Photographed by me in 2011.

Lloyd Stearman and Walter Beech had an idea to improve the Swallow by making a tubular steel fuselage frame. Moellendick was enraged at the suggestion,  and invited them to take their proposal and their employment elsewhere. They did. They went to see Clyde Cessna, and the result of that meeting was the Travel Air Manufacturing Company. Office manager at Travel Air was Olive Ann Mellor. The Travel Air company and its products achieved almost legendary status, and rightly deserves its own chapter in the annals of American aviation history.

One of Travel Air’s early customers was a young pilot named Charles Lindbergh,  who thought a Travel Air would be ideally suited for a long distance flight from New York to Paris. Beech declined the order, with the result that Lindbergh crossed the Atlantic in a Ryan monoplane.
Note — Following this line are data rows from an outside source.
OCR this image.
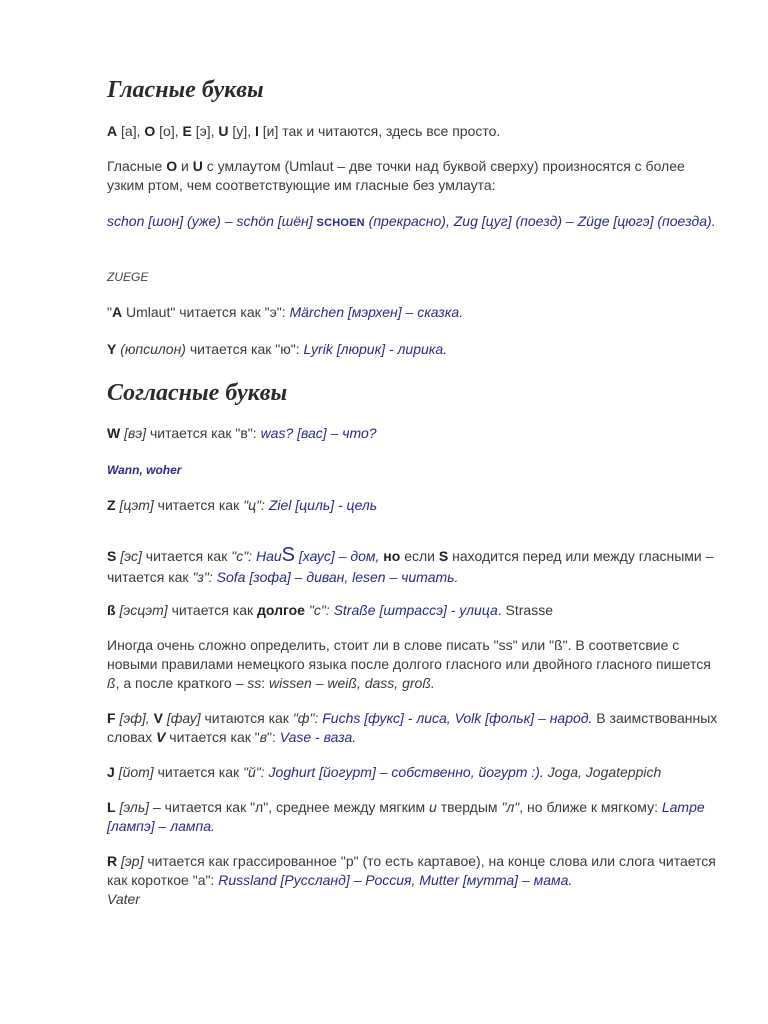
Гласные буквы

A [а], O [о], E [э], U [у], I [и] так и читаются, здесь все просто.

Гласные O и U с умлаутом (Umlaut – две точки над буквой сверху) произносятся с более узким ртом, чем соответствующие им гласные без умлаута:

schon [шон] (уже) – schön [шён] SCHOEN (прекрасно), Zug [цуг] (поезд) – Züge [цюгэ] (поезда).

ZUEGE

"A Umlaut" читается как "э": Märchen [мэрхен] – сказка.

Y (юпсилон) читается как "ю": Lyrik [люрик] - лирика.

Согласные буквы

W [вэ] читается как "в": was? [вас] – что?

Wann, woher

Z [цэт] читается как "ц": Ziel [циль] - цель

S [эс] читается как "с": HauS [хаус] – дом, но если S находится перед или между гласными – читается как "з": Sofa [зофа] – диван, lesen – читать.

ß [эсцэт] читается как долгое "с": Straße [штрассэ] - улица. Strasse

Иногда очень сложно определить, стоит ли в слове писать "ss" или "ß". В соответсвие с новыми правилами немецкого языка после долгого гласного или двойного гласного пишется ß, а после краткого – ss: wissen – weiß, dass, groß.

F [эф], V [фау] читаются как "ф": Fuchs [фукс] - лиса, Volk [фольк] – народ. В заимствованных словах V читается как "в": Vase - ваза.

J [йот] читается как "й": Joghurt [йогурт] – собственно, йогурт :). Joga, Jogateppich

L [эль] – читается как "л", среднее между мягким и твердым "л", но ближе к мягкому: Lampe [лампэ] – лампа.

R [эр] читается как грассированное "р" (то есть картавое), на конце слова или слога читается как короткое "а": Russland [Руссланд] – Россия, Mutter [мутта] – мама.
Vater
Cessna left Travel Air to pursue his own ideas, especially about the development of monoplanes (see below). Stearman left Travel Air to form his own company in California, but ironically Stearman Aircraft would return to Wichita later. Stearman’s own career would take him back to California where he ended his days at Lockheed.   Walter and Olive Ann Beech sold Travel Air before the bottom fell out of the aviation business in the depression.  Walter would later buy the Travel Air business back from its owners and with two seminal designs, the Model 17 “Staggerwing” biplane and the Model 18 twin monoplane, put Beech Aircraft – Beechcraft – into the forefront of American Aviation.
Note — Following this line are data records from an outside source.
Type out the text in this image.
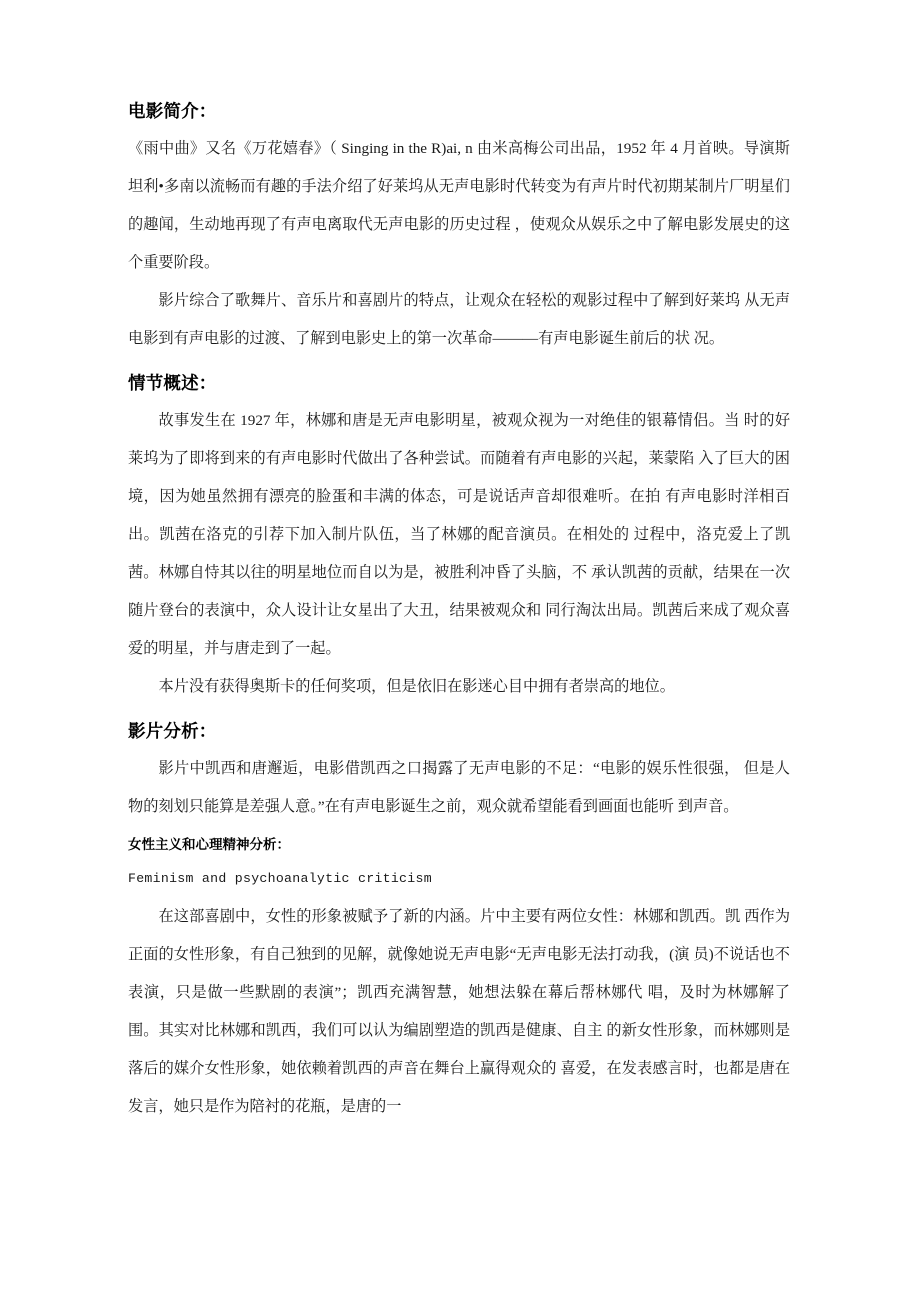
电影简介：

《雨中曲》又名《万花嬉春》（ Singing in the R)ai, n 由米高梅公司出品，1952 年 4 月首映。导演斯坦利•多南以流畅而有趣的手法介绍了好莱坞从无声电影时代转变为有声片时代初期某制片厂明星们的趣闻，生动地再现了有声电离取代无声电影的历史过程 ，使观众从娱乐之中了解电影发展史的这个重要阶段。

影片综合了歌舞片、音乐片和喜剧片的特点，让观众在轻松的观影过程中了解到好莱坞 从无声电影到有声电影的过渡、了解到电影史上的第一次革命———有声电影诞生前后的状 况。

情节概述：

故事发生在 1927 年，林娜和唐是无声电影明星，被观众视为一对绝佳的银幕情侣。当 时的好莱坞为了即将到来的有声电影时代做出了各种尝试。而随着有声电影的兴起，莱蒙陷 入了巨大的困境，因为她虽然拥有漂亮的脸蛋和丰满的体态，可是说话声音却很难听。在拍 有声电影时洋相百出。凯茜在洛克的引荐下加入制片队伍，当了林娜的配音演员。在相处的 过程中，洛克爱上了凯茜。林娜自恃其以往的明星地位而自以为是，被胜利冲昏了头脑，不 承认凯茜的贡献，结果在一次随片登台的表演中，众人设计让女星出了大丑，结果被观众和 同行淘汰出局。凯茜后来成了观众喜爱的明星，并与唐走到了一起。

本片没有获得奥斯卡的任何奖项，但是依旧在影迷心目中拥有者崇高的地位。

影片分析：

影片中凯西和唐邂逅，电影借凯西之口揭露了无声电影的不足：“电影的娱乐性很强， 但是人物的刻划只能算是差强人意。”在有声电影诞生之前，观众就希望能看到画面也能听 到声音。

女性主义和心理精神分析：

Feminism and psychoanalytic criticism

在这部喜剧中，女性的形象被赋予了新的内涵。片中主要有两位女性：林娜和凯西。凯 西作为正面的女性形象，有自己独到的见解，就像她说无声电影“无声电影无法打动我，(演 员)不说话也不表演，只是做一些默剧的表演”；凯西充满智慧，她想法躲在幕后帮林娜代 唱，及时为林娜解了围。其实对比林娜和凯西，我们可以认为编剧塑造的凯西是健康、自主 的新女性形象，而林娜则是落后的媒介女性形象，她依赖着凯西的声音在舞台上赢得观众的 喜爱，在发表感言时，也都是唐在发言，她只是作为陪衬的花瓶，是唐的一
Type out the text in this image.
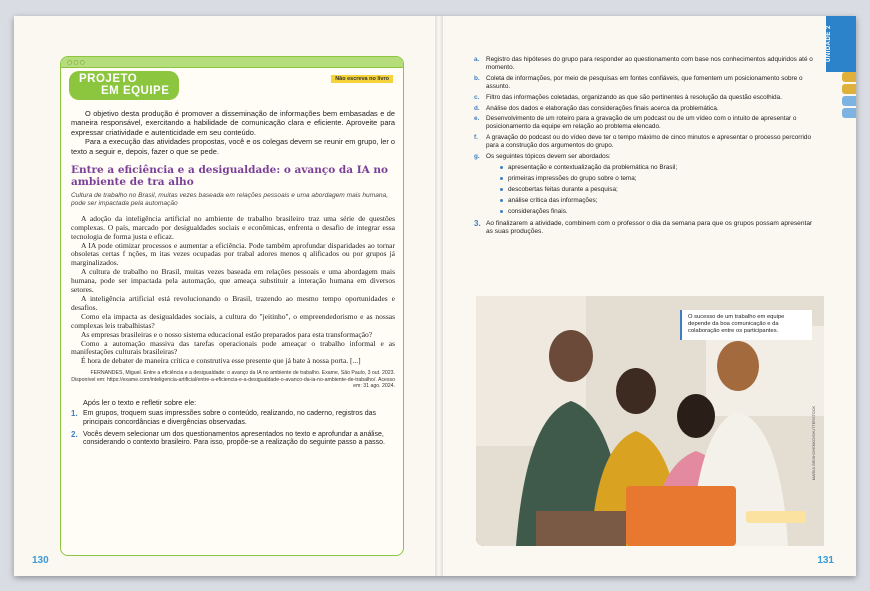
○○○
PROJETO
EM EQUIPE
Não escreva no livro

O objetivo desta produção é promover a disseminação de informações bem embasadas e de maneira responsável, exercitando a habilidade de comunicação clara e eficiente. Aproveite para expressar criatividade e autenticidade em seu conteúdo.

Para a execução das atividades propostas, você e os colegas devem se reunir em grupo, ler o texto a seguir e, depois, fazer o que se pede.

Entre a eficiência e a desigualdade: o avanço da IA no ambiente de tra alho

Cultura de trabalho no Brasil, muitas vezes baseada em relações pessoais e uma abordagem mais humana, pode ser impactada pela automação

A adoção da inteligência artificial no ambiente de trabalho brasileiro traz uma série de questões complexas. O país, marcado por desigualdades sociais e econômicas, enfrenta o desafio de integrar essa tecnologia de forma justa e eficaz.

A IA pode otimizar processos e aumentar a eficiência. Pode também aprofundar disparidades ao tornar obsoletas certas f nções, m itas vezes ocupadas por trabal adores menos q alificados ou por grupos já marginalizados.

A cultura de trabalho no Brasil, muitas vezes baseada em relações pessoais e uma abordagem mais humana, pode ser impactada pela automação, que ameaça substituir a interação humana em diversos setores.

A inteligência artificial está revolucionando o Brasil, trazendo ao mesmo tempo oportunidades e desafios.

Como ela impacta as desigualdades sociais, a cultura do "jeitinho", o empreendedorismo e as nossas complexas leis trabalhistas?

As empresas brasileiras e o nosso sistema educacional estão preparados para esta transformação?

Como a automação massiva das tarefas operacionais pode ameaçar o trabalho informal e as manifestações culturais brasileiras?

É hora de debater de maneira crítica e construtiva esse presente que já bate à nossa porta. [...]

FERNANDES, Miguel. Entre a eficiência e a desigualdade: o avanço da IA no ambiente de trabalho. Exame, São Paulo, 3 out. 2023. Disponível em: https://exame.com/inteligencia-artificial/entre-a-eficiencia-e-a-desigualdade-o-avanco-da-ia-no-ambiente-de-trabalho/. Acesso em: 31 ago. 2024.

Após ler o texto e refletir sobre ele:
1. Em grupos, troquem suas impressões sobre o conteúdo, realizando, no caderno, registros das principais concordâncias e divergências observadas.
2. Vocês devem selecionar um dos questionamentos apresentados no texto e aprofundar a análise, considerando o contexto brasileiro. Para isso, propõe-se a realização do seguinte passo a passo.
130
a.	Registro das hipóteses do grupo para responder ao questionamento com base nos conhecimentos adquiridos até o momento.
b. Coleta de informações, por meio de pesquisas em fontes confiáveis, que fomentem um posicionamento sobre o assunto.
c.	Filtro das informações coletadas, organizando as que são pertinentes à resolução da questão escolhida.
d. Análise dos dados e elaboração das considerações finais acerca da problemática.
e.	Desenvolvimento de um roteiro para a gravação de um podcast ou de um vídeo com o intuito de apresentar o posicionamento da equipe em relação ao problema elencado.
f.	A gravação do podcast ou do vídeo deve ter o tempo máximo de cinco minutos e apresentar o processo percorrido para a construção dos argumentos do grupo.
g. Os seguintes tópicos devem ser abordados:
apresentação e contextualização da problemática no Brasil;
primeiras impressões do grupo sobre o tema;
descobertas feitas durante a pesquisa;
análise crítica das informações;
considerações finais.
3. Ao finalizarem a atividade, combinem com o professor o dia da semana para que os grupos possam apresentar as suas produções.
O sucesso de um trabalho em equipe depende da boa comunicação e da colaboração entre os participantes.
MARIIA GRISHCHENKO/SHUTTERSTOCK
131
UNIDADE 2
Moellendick persevered with Swallow, and sank most of his personal finance into the Dallas Spirit,  a racing monoplane development which was lost in the infamous 1927 Dole Air Derby from Oakland to Honolulu. 

1927 Dole Air Race entrant, Swallow NX 941 Dallas Spirit, with Captain Bill Erwin and his wife, Constance. Erwin and navigator Alvin Eichwaldt would lose their lives searching for other Dole competitors after the race, when Dallas Spirit crashed in the Pacific Ocean 650 miles west of Oakland, CA. San Diego Air and Space Museum Archive via Wikimedia Commons

The loss signed the death warrant of the company.  Various figures apparently tried to keep Swallow afloat,  but the company went under and, having sold his aviation interests to Victor H. Roos (who would co-found Cessna-Roos aircraftl later Cessna, with Clyde Cessna) Jake Moellendick died penniless. The cost of Moellendick’s funeral was covered by figures from the local aviation community who didn’t want to see him buried in a pauper’s grave by Sedgwick County, Kansas.
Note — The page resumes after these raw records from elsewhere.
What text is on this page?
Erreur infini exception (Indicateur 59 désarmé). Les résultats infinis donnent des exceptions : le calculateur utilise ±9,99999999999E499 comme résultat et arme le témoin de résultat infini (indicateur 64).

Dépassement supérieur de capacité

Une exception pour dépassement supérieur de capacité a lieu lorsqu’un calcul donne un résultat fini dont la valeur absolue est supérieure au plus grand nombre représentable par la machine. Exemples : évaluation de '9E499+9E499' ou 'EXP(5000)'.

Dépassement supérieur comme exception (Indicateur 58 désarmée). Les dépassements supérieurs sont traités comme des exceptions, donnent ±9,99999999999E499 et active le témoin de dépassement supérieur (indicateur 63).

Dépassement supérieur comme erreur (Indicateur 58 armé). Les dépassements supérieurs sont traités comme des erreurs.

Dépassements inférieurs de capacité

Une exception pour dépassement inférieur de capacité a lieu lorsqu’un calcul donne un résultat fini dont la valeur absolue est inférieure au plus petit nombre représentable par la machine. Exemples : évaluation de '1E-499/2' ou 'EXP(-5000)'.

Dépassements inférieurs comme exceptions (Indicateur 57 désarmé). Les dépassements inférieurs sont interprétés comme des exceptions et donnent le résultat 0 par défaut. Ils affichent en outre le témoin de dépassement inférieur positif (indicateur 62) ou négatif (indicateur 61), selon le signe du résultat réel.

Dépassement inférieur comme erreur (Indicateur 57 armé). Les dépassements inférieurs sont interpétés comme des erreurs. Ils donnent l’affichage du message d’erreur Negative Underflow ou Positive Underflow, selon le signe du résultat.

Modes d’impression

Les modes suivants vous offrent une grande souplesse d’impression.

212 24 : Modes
As a footnote,  some histories record that Gerald “Jerry” Vultee worked for Swallow early in his his career. The biographies are sufficiently vague as to offer no confirmation, but if this is true, it gives increased emphasis to  Jake Moellendick’s crucial role in Kansas and American aviation.

4 thoughts on “Jake Moellendick and Wichita – The Air Capital

  1. I am writing an article about the development of the light airplane industry in the U.S. to be included in the newsletter of my local Experimental Aircraft Association (EAA) chapter. I am requesting permission to use the photograph of Jacob “Jake” Mollendick that appears in your website. The EAA is a non-profit organization and the article will provide educational information.